En 2011, John y Ros recibieron uno de los premios Oscar Wilde concedidos por la US-Ireland Alliance. El reconocimiento coincidió con el vigésimo aniversario de The Commitments, película cuyo reparto había tenido una importancia especial para el cine irlandés. A lo largo de su carrera, la pareja colaboró en los primeros pasos profesionales de actores como Kate Winslet, Colin Farrell, Jonathan Rhys Meyers y Orlando Bloom. [9]

Su lugar en las adaptaciones de Tolkien

La aportación de John Hubbard a la obra cinematográfica de Peter Jackson se encuentra, ante todo, en los rostros. Participó en la formación de dos repartos separados por más de diez años y trabajó con actores que debían interpretar personajes conocidos, discutidos y queridos por generaciones de lectores.

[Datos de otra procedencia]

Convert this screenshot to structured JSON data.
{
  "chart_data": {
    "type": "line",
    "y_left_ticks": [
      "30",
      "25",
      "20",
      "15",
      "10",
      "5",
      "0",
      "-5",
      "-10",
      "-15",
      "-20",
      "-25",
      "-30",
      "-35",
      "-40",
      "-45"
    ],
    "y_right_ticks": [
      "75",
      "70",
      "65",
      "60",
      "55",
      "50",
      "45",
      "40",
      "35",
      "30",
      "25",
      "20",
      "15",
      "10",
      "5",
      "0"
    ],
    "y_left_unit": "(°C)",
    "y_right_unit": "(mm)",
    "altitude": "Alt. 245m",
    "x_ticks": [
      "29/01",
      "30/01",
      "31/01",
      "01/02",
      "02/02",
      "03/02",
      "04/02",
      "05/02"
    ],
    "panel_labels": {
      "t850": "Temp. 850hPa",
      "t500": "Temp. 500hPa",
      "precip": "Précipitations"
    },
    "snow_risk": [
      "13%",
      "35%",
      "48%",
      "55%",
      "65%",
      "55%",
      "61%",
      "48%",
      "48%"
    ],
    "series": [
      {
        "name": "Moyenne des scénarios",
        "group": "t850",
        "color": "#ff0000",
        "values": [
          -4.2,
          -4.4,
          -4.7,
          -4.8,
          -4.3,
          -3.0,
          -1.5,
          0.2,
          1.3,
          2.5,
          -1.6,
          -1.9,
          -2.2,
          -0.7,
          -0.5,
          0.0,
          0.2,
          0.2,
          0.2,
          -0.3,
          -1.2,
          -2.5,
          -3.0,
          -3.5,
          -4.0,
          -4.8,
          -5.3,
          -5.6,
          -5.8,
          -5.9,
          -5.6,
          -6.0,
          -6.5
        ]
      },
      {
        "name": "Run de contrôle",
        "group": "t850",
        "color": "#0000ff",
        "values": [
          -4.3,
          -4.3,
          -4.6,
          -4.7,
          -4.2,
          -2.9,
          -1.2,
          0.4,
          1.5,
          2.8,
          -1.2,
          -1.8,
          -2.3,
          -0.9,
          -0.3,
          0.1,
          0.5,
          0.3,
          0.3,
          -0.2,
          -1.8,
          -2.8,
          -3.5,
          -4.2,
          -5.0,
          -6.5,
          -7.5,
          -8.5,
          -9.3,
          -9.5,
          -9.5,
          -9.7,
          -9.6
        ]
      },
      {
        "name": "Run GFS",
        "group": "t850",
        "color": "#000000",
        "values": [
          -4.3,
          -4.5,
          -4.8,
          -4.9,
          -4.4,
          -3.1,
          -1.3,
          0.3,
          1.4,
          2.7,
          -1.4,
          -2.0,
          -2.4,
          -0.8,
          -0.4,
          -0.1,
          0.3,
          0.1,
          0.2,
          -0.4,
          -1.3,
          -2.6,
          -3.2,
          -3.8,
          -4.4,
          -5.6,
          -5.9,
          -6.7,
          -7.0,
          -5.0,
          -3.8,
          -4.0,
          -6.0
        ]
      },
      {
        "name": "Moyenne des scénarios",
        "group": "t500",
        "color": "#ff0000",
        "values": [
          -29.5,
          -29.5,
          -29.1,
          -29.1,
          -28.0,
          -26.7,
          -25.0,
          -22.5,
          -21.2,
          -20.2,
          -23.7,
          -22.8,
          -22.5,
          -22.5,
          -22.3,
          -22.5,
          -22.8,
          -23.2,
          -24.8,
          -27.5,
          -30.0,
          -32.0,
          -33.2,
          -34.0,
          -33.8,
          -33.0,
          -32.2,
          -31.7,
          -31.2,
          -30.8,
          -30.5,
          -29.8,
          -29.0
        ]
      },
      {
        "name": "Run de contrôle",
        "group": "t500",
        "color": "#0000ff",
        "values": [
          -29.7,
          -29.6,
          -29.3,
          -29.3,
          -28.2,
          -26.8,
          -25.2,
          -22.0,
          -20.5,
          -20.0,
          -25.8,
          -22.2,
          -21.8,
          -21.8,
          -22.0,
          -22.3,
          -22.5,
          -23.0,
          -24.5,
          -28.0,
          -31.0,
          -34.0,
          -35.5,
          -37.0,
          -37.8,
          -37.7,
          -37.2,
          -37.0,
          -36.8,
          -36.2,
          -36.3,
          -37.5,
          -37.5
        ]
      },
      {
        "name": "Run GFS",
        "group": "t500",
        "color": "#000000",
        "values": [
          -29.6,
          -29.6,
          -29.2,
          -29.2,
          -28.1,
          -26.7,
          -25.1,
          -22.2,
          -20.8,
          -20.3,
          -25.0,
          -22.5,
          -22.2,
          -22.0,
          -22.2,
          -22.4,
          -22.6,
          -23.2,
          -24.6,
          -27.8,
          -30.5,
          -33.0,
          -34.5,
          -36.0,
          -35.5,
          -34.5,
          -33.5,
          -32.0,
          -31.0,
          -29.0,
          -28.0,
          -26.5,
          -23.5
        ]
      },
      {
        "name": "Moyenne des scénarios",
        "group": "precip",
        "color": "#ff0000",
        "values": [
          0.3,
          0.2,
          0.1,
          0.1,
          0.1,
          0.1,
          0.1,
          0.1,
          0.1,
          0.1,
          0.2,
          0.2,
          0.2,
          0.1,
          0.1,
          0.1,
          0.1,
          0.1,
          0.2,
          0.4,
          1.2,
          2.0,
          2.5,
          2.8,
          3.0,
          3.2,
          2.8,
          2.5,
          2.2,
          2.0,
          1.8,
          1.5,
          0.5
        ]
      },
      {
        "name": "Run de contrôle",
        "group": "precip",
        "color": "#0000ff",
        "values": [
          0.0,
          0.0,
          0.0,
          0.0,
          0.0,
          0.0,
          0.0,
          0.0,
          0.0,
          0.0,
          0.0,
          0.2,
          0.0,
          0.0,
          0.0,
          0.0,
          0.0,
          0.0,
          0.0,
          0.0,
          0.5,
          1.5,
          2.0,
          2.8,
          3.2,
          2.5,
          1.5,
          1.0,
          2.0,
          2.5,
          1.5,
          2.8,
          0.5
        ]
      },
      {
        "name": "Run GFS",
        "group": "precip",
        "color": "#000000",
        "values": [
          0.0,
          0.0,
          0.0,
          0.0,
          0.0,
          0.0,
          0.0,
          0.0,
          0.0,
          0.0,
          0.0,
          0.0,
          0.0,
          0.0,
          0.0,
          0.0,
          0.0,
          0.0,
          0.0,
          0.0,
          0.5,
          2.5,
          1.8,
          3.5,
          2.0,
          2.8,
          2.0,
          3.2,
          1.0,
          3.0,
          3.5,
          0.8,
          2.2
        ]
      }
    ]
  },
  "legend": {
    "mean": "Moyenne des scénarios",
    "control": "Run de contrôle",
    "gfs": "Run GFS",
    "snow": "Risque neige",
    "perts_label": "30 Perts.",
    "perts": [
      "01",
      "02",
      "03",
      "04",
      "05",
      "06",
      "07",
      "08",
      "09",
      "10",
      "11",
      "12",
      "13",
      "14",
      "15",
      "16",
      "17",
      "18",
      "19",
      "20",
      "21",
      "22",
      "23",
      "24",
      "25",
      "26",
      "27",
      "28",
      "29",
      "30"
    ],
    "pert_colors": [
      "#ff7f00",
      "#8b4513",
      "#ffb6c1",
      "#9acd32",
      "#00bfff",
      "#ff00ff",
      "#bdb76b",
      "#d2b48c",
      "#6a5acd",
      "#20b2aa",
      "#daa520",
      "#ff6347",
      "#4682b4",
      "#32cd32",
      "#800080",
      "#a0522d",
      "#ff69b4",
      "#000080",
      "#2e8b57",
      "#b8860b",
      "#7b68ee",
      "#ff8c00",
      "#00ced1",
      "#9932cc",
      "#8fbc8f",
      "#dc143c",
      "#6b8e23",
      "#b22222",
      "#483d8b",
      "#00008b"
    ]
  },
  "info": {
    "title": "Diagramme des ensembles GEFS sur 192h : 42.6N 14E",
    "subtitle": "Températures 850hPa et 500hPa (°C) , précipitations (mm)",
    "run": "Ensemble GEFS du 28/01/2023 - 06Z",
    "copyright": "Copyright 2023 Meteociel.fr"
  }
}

Su nombre aparece detrás de Merry, Legolas, Bilbo y buena parte de los intérpretes británicos e irlandeses que viajaron a Nueva Zelanda. Algunos ya contaban con una carrera consolidada. Otros llegaron casi recién salidos de las escuelas de interpretación. Esa mezcla dio a las películas una identidad difícil de separar hoy de la Tierra Media.

Para el público tolkiendil, John Hubbard pertenece a ese grupo de profesionales cuyo trabajo permanece fuera de plano, pero termina fijando para siempre la voz, el gesto y el rostro de los personajes de Tolkien.

Referencias

[1] Hubbard Casting fue fundada por Ros y John Hubbard en 1976 y continuó como empresa familiar.

[2] Los créditos de la trilogía identifican a John Hubbard y Amy MacLean como responsables del casting británico.

[3] Dominic Monaghan relató que John Hubbard dirigió su audición y le comunicó posteriormente que había conseguido el papel.

[4] Orlando Bloom explicó su relación previa con Ros y John Hubbard y sus pruebas para Faramir y Legolas.

[5] John y Amy Hubbard aparecen acreditados en las tres películas de El Hobbit.

[6] Martin Freeman describió su prueba grabada y Peter Jackson explicó por qué modificó el calendario para conservarlo como Bilbo.

[7] La entrevista tuvo lugar durante la visita de los Hubbard a Madrid en abril de 2011.

[8] La agencia de representación de John y Ros Hubbard recoge sus principales trabajos en cine y televisión.

[9] Ros y John Hubbard recibieron el reconocimiento de los Oscar Wilde Awards en 2011.